Read 16 bit little-endian, then parse as a bitstring in erlang

Question

I've inherited a binary file format with the following specification:

  |     F      | E | D | C | B | A | 9 | 8 | 7 | 6 | 5 | 4 | 3 | 2 | 1 | 0
0:| Status bit |        ------ 15 - bit unsigned integer -----------
1:| Status bit |        ----  uint:10  ----            | ---- uint:5 ---- 

Bit matching in Erlang is awesome. So I'd love to do something like this:

<<StatBit1:1, ValA:15/unsigned>> = <<2#1000000000101010:16>>.
<<StatBit2:1, ValB:10/unsigned, ValC:5/unsigned>> = <<2#0000001010100111:16>>.

The problem is that the file I need to process is saved in 8-bit-little-endian convention.

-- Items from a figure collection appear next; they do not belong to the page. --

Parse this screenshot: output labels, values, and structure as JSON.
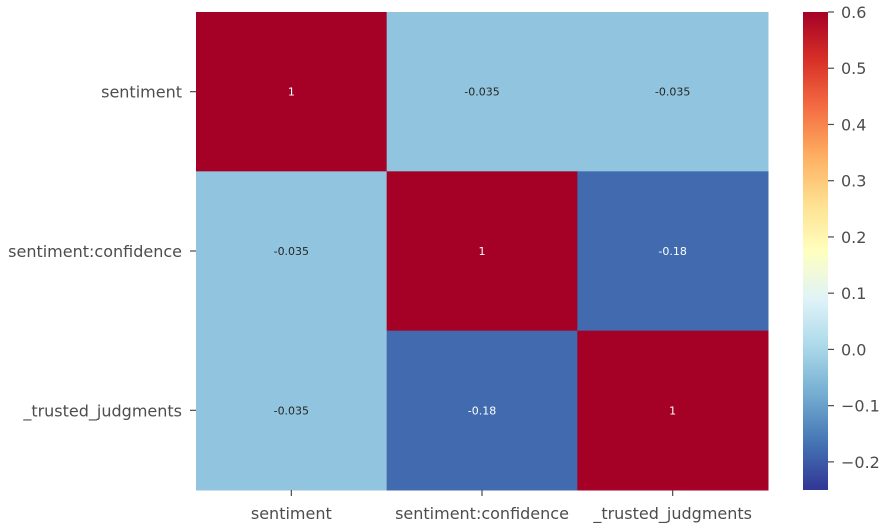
{
  "chart_data": {
    "type": "heatmap",
    "title": "",
    "xlabel": "",
    "ylabel": "",
    "rows": [
      "sentiment",
      "sentiment:confidence",
      "_trusted_judgments"
    ],
    "columns": [
      "sentiment",
      "sentiment:confidence",
      "_trusted_judgments"
    ],
    "values": [
      [
        1,
        -0.035,
        -0.035
      ],
      [
        -0.035,
        1,
        -0.18
      ],
      [
        -0.035,
        -0.18,
        1
      ]
    ],
    "cell_labels": [
      [
        "1",
        "-0.035",
        "-0.035"
      ],
      [
        "-0.035",
        "1",
        "-0.18"
      ],
      [
        "-0.035",
        "-0.18",
        "1"
      ]
    ],
    "colormap": "RdYlBu_r",
    "colorbar": {
      "vmin": -0.25,
      "vmax": 0.6,
      "ticks": [
        -0.2,
        -0.1,
        0.0,
        0.1,
        0.2,
        0.3,
        0.4,
        0.5,
        0.6
      ],
      "tick_labels": [
        "−0.2",
        "−0.1",
        "0.0",
        "0.1",
        "0.2",
        "0.3",
        "0.4",
        "0.5",
        "0.6"
      ]
    },
    "grid": false,
    "legend": "colorbar-right"
  }
}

So the very first 8-bits of the file in the example above would be 00101010 then 1000000 e.t.c.

{ok, S} = file:open("datafile", [read, binary, raw]).
{ok, <<Byte1:8, Byte2:8, Byte3:8, Byte4:8>>} = file:read(S,4).
io:format(
     " ~8.2.0B | ~8.2.0B | ~8.2.0B | ~8.2.0B ~n ", 
     [Byte1, Byte2, Byte3, Byte4]).

# 00101010 | 1000000 | 10100111 | 00000010
# ok

So I resort to reading and swapping the bytes:

<<StatBit1:1, ValA:15/unsigned>> = <<Byte2:8, Byte1:8>>.
<<StatBit2:1, ValB:10/unsigned, ValC:5/unsigned>> = <<Byte4:8, Byte3:8>>.

Alternatively I can read 16 bit little-endian and then "parse" it:

{ok, S} = file:open("datafile", [read, binary, raw]).
{ok, <<DW1:16/little, DW2:16/little>>} = file:read(S,4).
<<StatBit1:1, ValA:15/unsigned>> = <<DW1:16>>.
<<StatBit2:1, ValB:10/unsigned, ValC:5/unsigned>> = <<DW2:16>>.

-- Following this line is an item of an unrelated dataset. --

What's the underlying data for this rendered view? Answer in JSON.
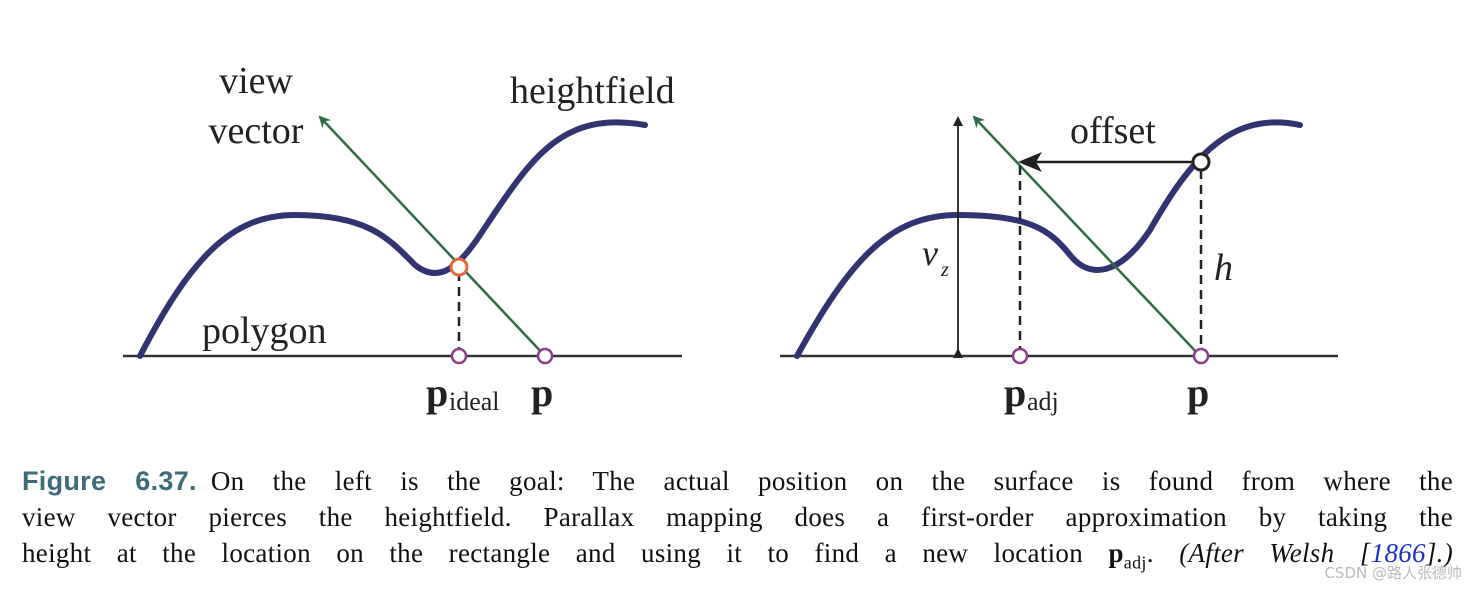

Both solutions make me equally frustrated. I still suspect that there is a nice way of dealing with that type of situations. Is there?

Answer 1

Did you try something like: [edit] make some correction, but I can't test this on my tab.

decode(<<A:8, 1:1, B:7>>) -> {status1, B*256+A};
decode(<<A:3, C:5, 0:1, B:7>>) -> {status2, B*8+A, C}.

Answer 2

As an explanation of why the binary syntax (as it is) can't solve your problem, consider that the bits in your file really is in order 7, ...0, F, E, ...8. The status bit is in F, but if you say "the next field is 15 bits long, and is a little-endian unsigned integer", you'll get bits 7,...0,F,E,...9 (the next 15 bits) which will then be interpreted as little-endian. You can't express the fact that you'd like to skip bit F and use E-8 instead, and then go back and pick up bit F for the status. If you could byte swap the file first, e.g. with "dd if=infile of=outfile conv=swab", you'd make your life a whole lot easier.

Answer 3

I'd first look into changing the application generating these files to write the data in network (big-endian) order. If that's not possible, then you're stuck with byte swapping like you're already doing. You could wrap the swapping into a function to keep it out of your decoding logic:

byteswap16(F) ->
    case file:read(F, 2) of
        {ok, <<B1:8,B2:8>>} -> {ok, <<B2:8,B1:8>>};
        Else -> Else
    end.

Alternatively, perhaps you could preprocess the file. You mentioned in your comment that the files are huge, so maybe this isn't practical for your case, but if each file fits comfortably in memory you could use file:read_file/1 to read the whole file and then preprocess the contents using a binary comprehension:

byteswap16(Filename) ->
    {ok,Bin} = file:read_file(Filename),
    << <<B2:8,B1:8>> || <<B1:8,B2:8>> <= Bin >>.

Both these solutions assume the entire file is written in 16-bit little endian format.